Smaller law firms have bucked the downward trend in fees income recorded by the biggest practices in the last couple of years, taking gross fees to a new record level, research released today has suggested.
The report by TheCityUK, which promotes the UK financial services industry, found that the contribution of the legal services sector to the UK’s GDP has doubled in a decade to 1.8%.
Gross fees in 2009/10 were £23.1bn. Nearly £14bn of fees last year came from the top 100 law firms. However, while the £23.1bn figure was up slightly on the year before, the top 100’s income fell by 4% – the first drop in over a decade.
This indicates that smaller firms have buttressed this fall to keep increasing the value of the legal services market.
The last time TheCityUK carried out a similar study, it valued the legal services market at £16.6bn/1.4% of GDP in 2006.
Partners who have stayed in post at the top 100 have not suffered financially despite the drop in income, the 2009/10 report indicates. It said that profits at those firms rose by 1% to £4.1bn by making £500m of costs savings. Profits for the first half of the 2010/11 financial year were up 6%.
Invisible exports by law firms have tripled in the decade to £2.9bn, although the figure was down 14% on the previous year.

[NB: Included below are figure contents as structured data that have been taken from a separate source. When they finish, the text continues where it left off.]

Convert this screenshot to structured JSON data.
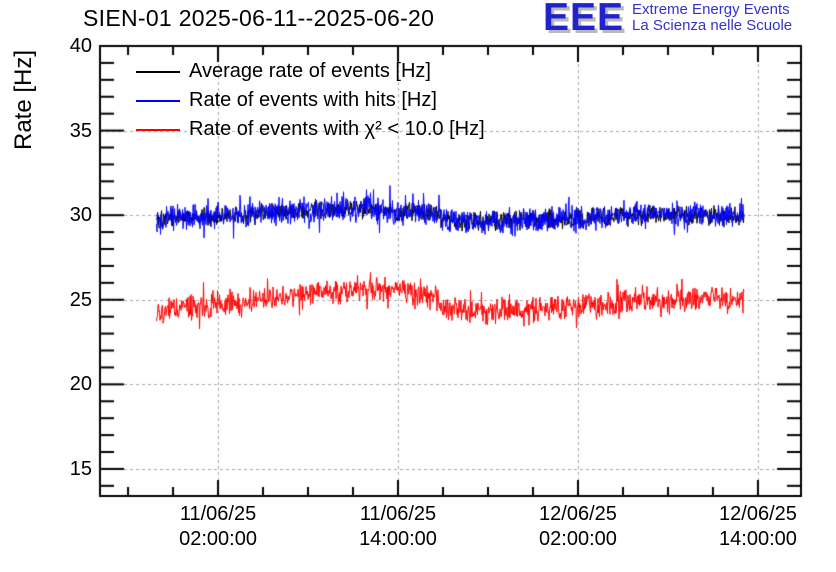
{
  "header": {
    "title": "SIEN-01 2025-06-11--2025-06-20",
    "logo": {
      "acronym": "EEE",
      "line1": "Extreme Energy Events",
      "line2": "La Scienza nelle Scuole",
      "text_color": "#3333cc",
      "acronym_color": "#2222cc",
      "shadow_color": "#b9b9b9"
    }
  },
  "legend": {
    "entries": [
      {
        "label": "Average rate of events [Hz]",
        "series": 0
      },
      {
        "label": "Rate of events with hits [Hz]",
        "series": 1
      },
      {
        "label": "Rate of events with χ² < 10.0 [Hz]",
        "series": 2
      }
    ]
  },
  "chart_data": {
    "type": "line",
    "title": "SIEN-01 2025-06-11--2025-06-20",
    "xlabel": "",
    "ylabel": "Rate [Hz]",
    "grid": true,
    "legend_position": "top-left",
    "ylim": [
      13.4,
      40
    ],
    "yticks": [
      40,
      35,
      30,
      25,
      20,
      15
    ],
    "y_minor_step": 1,
    "xlim_hours": [
      -7.87,
      38.87
    ],
    "x_minor_step_hours": 3,
    "x_major_ticks": [
      {
        "hour": 0,
        "label_line1": "11/06/25",
        "label_line2": "02:00:00"
      },
      {
        "hour": 12,
        "label_line1": "11/06/25",
        "label_line2": "14:00:00"
      },
      {
        "hour": 24,
        "label_line1": "12/06/25",
        "label_line2": "02:00:00"
      },
      {
        "hour": 36,
        "label_line1": "12/06/25",
        "label_line2": "14:00:00"
      }
    ],
    "data_range_hours": [
      -4.1,
      35.1
    ],
    "points_per_hour": 30,
    "colors": {
      "grid": "#a9a9a9",
      "frame": "#000000"
    },
    "series": [
      {
        "name": "Average rate of events [Hz]",
        "color": "#000000",
        "noise_std": 0.28,
        "spike_prob": 0.0,
        "seed": 101,
        "keyframes": [
          [
            -4.1,
            29.8
          ],
          [
            -1.2,
            29.9
          ],
          [
            2.8,
            30.1
          ],
          [
            6.8,
            30.3
          ],
          [
            10.1,
            30.4
          ],
          [
            12.1,
            30.2
          ],
          [
            14.5,
            30.1
          ],
          [
            15.0,
            29.7
          ],
          [
            17.5,
            29.6
          ],
          [
            20.8,
            29.7
          ],
          [
            25.5,
            29.9
          ],
          [
            28.1,
            30.0
          ],
          [
            32.1,
            30.0
          ],
          [
            35.1,
            29.9
          ]
        ]
      },
      {
        "name": "Rate of events with hits [Hz]",
        "color": "#0000ff",
        "noise_std": 0.36,
        "spike_prob": 0.08,
        "seed": 13,
        "keyframes": [
          [
            -4.1,
            29.8
          ],
          [
            -1.2,
            29.9
          ],
          [
            2.8,
            30.1
          ],
          [
            6.8,
            30.3
          ],
          [
            10.1,
            30.4
          ],
          [
            12.1,
            30.2
          ],
          [
            14.5,
            30.1
          ],
          [
            15.0,
            29.7
          ],
          [
            17.5,
            29.6
          ],
          [
            20.8,
            29.7
          ],
          [
            25.5,
            29.9
          ],
          [
            28.1,
            30.0
          ],
          [
            32.1,
            30.0
          ],
          [
            35.1,
            29.9
          ]
        ]
      },
      {
        "name": "Rate of events with χ² < 10.0 [Hz]",
        "color": "#ff0000",
        "noise_std": 0.36,
        "spike_prob": 0.08,
        "seed": 29,
        "keyframes": [
          [
            -4.1,
            24.3
          ],
          [
            -1.2,
            24.6
          ],
          [
            2.8,
            25.0
          ],
          [
            6.8,
            25.4
          ],
          [
            9.5,
            25.6
          ],
          [
            11.8,
            25.5
          ],
          [
            13.5,
            25.4
          ],
          [
            14.5,
            25.3
          ],
          [
            15.0,
            24.5
          ],
          [
            17.0,
            24.3
          ],
          [
            20.1,
            24.3
          ],
          [
            22.8,
            24.5
          ],
          [
            25.5,
            24.7
          ],
          [
            28.1,
            24.9
          ],
          [
            30.8,
            25.0
          ],
          [
            32.8,
            25.1
          ],
          [
            35.1,
            24.9
          ]
        ]
      }
    ]
  }
}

This was supplemented by £152m in exports by barristers (up from 131m) and £250m from other legal organisations, mainly patent attorneys and internal billings related to legal services provided by companies to their overseas subsidiaries.

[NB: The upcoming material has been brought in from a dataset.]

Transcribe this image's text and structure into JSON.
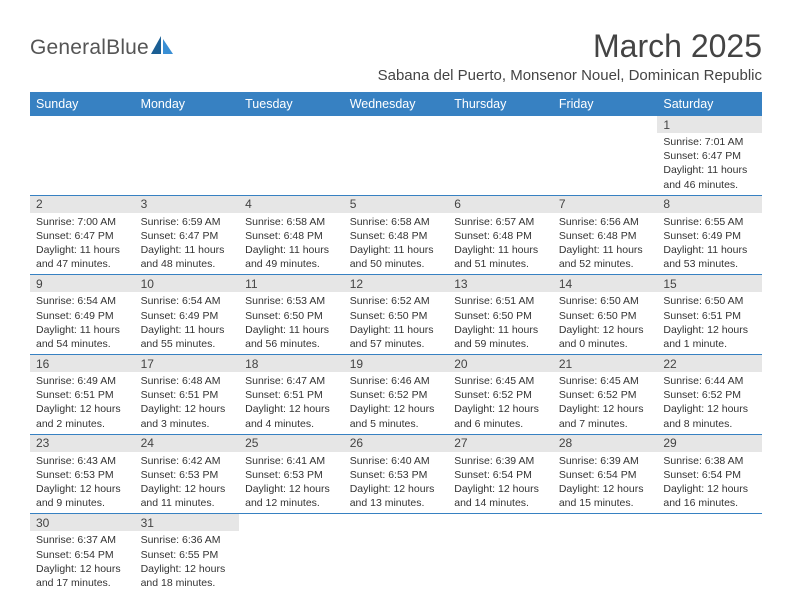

Taking into account imports of £714m (mainly related to billings of UK businesses from law firms based overseas), net exports of UK legal services stood at £2.5bn in 2009/10.
The legal services industry employed nearly 350,000 people in 2009, the research showed, up from 320,000 in 2007.
Khawar Qureshi QC, chairman of TheCityUK’s Legal Services and Dispute Resolution Group said: “London’s prominence in the international legal services market looks set to continue, given the underlying strength in expertise and reputation. Challenges which lie ahead include meeting the needs of increasingly sophisticated clients who demand more time/cost effective services, as well as embracing the emergence of regional hubs for legal services, such as Singapore, Dubai and Hong Kong.”